Le droit est un produit social, il définit une régulation qui dépasse le cadre de la loi et du règlement administratif. Cet état de fait soulève plusieurs questions : le droit étatique doit-il s’adapter dès lors qu’il est confronté aux contextes socioculturels locaux ? Comment, alors, relier les légitimités locales à la légalité nationale ? Des interrogations prégnantes dans les espaces naturels. En Guyane par exemple, la pêche à la nivrée (effectuée par les Amérindiens Wayana) consiste dans l’enivrement des poissons au moyen de la sève de lianes spécifiques. Cette pratique relève d’une culture ancienne et le code de l’Environnement interdit ces manières de faire1. Il en déroge2 cependant pour le Parc amazonien de Guyane au nom de la subsistance des populations autochtones ou locales (droits d’usage collectif).
Avec cet exemple, on perçoit la nécessité d’articuler le droit positif et les logiques locales. Nécessité d’autant plus forte que la diversité culturelle et les spécificités locales sont élevées. Mais comment faire ? La question reste entière, voyons en quels termes elle se pose.

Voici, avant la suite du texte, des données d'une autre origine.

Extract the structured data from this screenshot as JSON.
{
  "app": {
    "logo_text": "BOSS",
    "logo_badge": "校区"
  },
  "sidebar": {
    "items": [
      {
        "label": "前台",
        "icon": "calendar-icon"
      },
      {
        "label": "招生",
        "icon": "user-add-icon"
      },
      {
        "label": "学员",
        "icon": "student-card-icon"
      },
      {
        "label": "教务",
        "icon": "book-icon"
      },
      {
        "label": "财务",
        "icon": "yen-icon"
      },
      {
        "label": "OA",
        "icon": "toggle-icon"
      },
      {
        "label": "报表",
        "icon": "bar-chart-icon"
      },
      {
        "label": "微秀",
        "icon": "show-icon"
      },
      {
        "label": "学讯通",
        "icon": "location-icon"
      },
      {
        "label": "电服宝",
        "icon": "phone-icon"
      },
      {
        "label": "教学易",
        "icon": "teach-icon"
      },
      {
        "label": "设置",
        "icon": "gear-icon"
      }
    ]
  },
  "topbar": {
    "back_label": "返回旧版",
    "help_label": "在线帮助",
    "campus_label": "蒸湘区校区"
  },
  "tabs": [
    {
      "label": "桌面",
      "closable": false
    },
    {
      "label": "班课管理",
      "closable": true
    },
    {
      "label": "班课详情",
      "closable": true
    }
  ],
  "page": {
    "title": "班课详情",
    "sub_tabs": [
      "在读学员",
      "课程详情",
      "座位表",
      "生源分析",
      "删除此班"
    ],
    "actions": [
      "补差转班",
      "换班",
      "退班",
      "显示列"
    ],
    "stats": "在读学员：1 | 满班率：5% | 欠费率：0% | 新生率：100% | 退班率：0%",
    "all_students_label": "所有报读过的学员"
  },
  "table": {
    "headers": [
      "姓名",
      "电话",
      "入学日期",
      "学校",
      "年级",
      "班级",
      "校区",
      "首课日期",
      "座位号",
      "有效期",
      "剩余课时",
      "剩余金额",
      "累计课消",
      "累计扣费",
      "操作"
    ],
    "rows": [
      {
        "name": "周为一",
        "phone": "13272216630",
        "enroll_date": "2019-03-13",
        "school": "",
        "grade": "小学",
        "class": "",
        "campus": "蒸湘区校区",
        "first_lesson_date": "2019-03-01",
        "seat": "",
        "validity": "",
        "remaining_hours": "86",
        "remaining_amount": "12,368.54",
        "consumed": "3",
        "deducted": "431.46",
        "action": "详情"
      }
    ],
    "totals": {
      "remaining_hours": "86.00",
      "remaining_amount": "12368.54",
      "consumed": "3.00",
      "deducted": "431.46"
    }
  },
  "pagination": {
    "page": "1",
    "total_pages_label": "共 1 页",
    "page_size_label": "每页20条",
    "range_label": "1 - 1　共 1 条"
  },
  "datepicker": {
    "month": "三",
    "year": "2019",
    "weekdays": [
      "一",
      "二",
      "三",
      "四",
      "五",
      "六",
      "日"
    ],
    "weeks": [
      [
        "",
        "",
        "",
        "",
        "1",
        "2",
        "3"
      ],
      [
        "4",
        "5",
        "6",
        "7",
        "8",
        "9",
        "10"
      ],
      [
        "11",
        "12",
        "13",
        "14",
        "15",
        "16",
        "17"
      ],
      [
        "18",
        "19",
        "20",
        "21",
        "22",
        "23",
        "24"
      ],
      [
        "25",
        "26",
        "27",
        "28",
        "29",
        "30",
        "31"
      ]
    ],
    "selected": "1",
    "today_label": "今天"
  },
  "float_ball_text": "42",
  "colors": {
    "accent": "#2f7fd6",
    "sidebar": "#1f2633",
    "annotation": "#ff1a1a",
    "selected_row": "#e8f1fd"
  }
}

Toute la complexité du droit. Pour comprendre la place du juridique dans les espaces naturels, il est nécessaire de s’interroger sur le lien entre le droit de l’État et celui pratiqué par les acteurs concernés.
En effet, le droit est une matière particulièrement complexe en raison de la diversité de ses sources (étatiques, infra et supra étatiques, sociétales), de ses instruments (textes législatifs et administratifs, jurisprudence, conventions, chartes, projets, plans, codes de bonne conduite, recommandations, engagements, principes, conseils, déclarations…) et de ses destinataires.
Le droit impératif hiérarchise les normes et procède d’une logique descendante et stratifiée : de la loi aux décrets, aux arrêtés et délibérations locales.
Cependant, cette vision du droit positif n’est que partielle car le droit offre également une texture moins « dure », une nature moins réglementaire témoignant d’une transformation en cours, et d’un caractère plus ouvert à une participation locale.
En effet, au droit impératif induisant des règles précises, obligatoires et sanctionnées, s’ajoute un droit souple caractérisé par son imprécision (flou), son absence d’obligations (doux) ou de sanctions (mou) donnant lieu à des normes incitatives, recommandatoires, programmatoires, déclaratoires, permissives et subsidiaires.
L’idée même que, classiquement, nous nous faisons du droit s’ébranle face au droit souple qui ne relève pas de l’ordre et de la contrainte.
Il en est ainsi des orientations des projets de territoire que sont les chartes d’aires protégées.
Mais simultanément à cette stratification réglementaire et à ce droit souple, se développe une régulation juridique propre aux communautés et aux individus, modelée par les relations sociales et par les paradigmes socioculturels. Celle-ci se définit par les droits coutumiers ou les usages locaux (manières de faire, art. L. 511-3 du code Rural), les représentations (manières de voir) et les habitus (manière d’être et de penser).
Ce qui relève du droit reste toujours fondé sur un impératif commun à toutes les sociétés : prendre pour modèle de comportement ce qu’elles considèrent comme essentiel à leur perpétuation.
Que l’on soit en Guyane ou dans les Pyrénées, le Mercantour, en Vanoise, à la Réunion, etc., l’enjeu demeure celui d’une régulation des rapports à l’environnement qui, à la fois, intègre les paradigmes des sociétés et les objectifs de conservation justifiant l’aire protégée. L’enjeu est également de s’adapter aux contextes pour être socialement acceptée et par conséquent effective. Trois options se présentent alors :

Imposer par le haut. Une première option consiste à choisir le droit positif (législatif et réglementaire). Il s’impose au droit social et l’ignore ; le droit c’est la loi.
Se pose alors la difficulté de l’application de la norme imposée et du contrôle de sa mise en œuvre, qui sont souvent l’objet d’une négociation. Si les tourbières, par exemple, font l’objet d’une protection justifiant l’interdiction de les labourer, une négociation peut souvent s’imposer face aux impératifs économiques des systèmes d’exploitation.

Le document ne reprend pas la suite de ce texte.